Bu arada bir adam, yüksek dağların mağaralarından getirdiği buzları satıyordu. Buz kalıpları eriyip ziyan olmadan bir an önce onları satmalıydı. Gel gör ki, ekonomik durgunluk sebebiyle fazla buz satılmıyordu.
Öğle sıcağı bastırınca buzlar yavaş yavaş erimeye başladı. “Mal canın yongasıdır!” ya; tek sermayesi olan buzlarının gözü önünde eridiğini görmek, adamın içini de eritiyordu.
Erimenin hızlanmasıyla içi yanan adam şöyle bağırmaya başladı: “Sermayesi sürekli tükenen bu fakirden buz alan yok mu?”
O sırada talebeleriyle oradan geçmekte olan büyük veli Cüneyd-i Bağdadî bu sözleri duyunca birden durdu ve olduğu yere çöktü.
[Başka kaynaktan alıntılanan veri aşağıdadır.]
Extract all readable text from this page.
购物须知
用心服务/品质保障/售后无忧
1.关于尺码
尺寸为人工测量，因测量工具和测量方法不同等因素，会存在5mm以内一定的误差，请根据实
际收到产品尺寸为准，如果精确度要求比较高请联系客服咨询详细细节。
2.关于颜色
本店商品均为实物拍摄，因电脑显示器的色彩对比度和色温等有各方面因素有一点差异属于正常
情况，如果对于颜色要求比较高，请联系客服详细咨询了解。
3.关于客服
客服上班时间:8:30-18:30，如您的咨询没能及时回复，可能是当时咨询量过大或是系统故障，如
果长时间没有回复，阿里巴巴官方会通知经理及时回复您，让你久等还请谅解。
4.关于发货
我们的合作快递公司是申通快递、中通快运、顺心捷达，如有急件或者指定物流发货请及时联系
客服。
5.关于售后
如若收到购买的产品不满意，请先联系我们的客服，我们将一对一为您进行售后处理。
Başını ellerinin arasına aldı.
Talebeler telaşlandılar ve “Ne oldu hocam?” diye sordular. Cüneyd-i Bağdadî, “Şu adamın söylediklerine dikkat edin!” diyerek, buz satıcısının tarafına baktı.
Adam, içinin yandığı sesinden belli olacak şekilde sürekli bağırıyordu: “Sermayesi tükenen buzcudan alışveriş yapan yok mu?” Büyük veli şunları söyledi talebelerine:
“Bu sözler beni sarstı. Eriyenin sadece buzlar değil, aynı zamanda ömrüm olduğunu farkettim. Sıcak, adamın maddî sermayesi olan buzları eritip tükettiği gibi, zaman da asıl sermayemiz olan ömrümüzü tüketiyor. Saniye saniye, dakika dakika ömür buzumuz eriyor, hissedebiliyor musunuz? Sahip olduğunuz en değerli sermaye ömürdür. Adamın buzlarının erimesine olduğu kadar, ömürlerinin boşa tükenmesine karşı içi sızlamayanlara yazıklar olsun…”
Talebeler ayak üstü unutamayacakları iyi bir ders almış, çok etkilenmişlerdi. Düşüne düşüne yollarına devam ettiler.
Allah hakikati idrak ettirip zamanımızı verimli kullanmamızı nasip eylesin.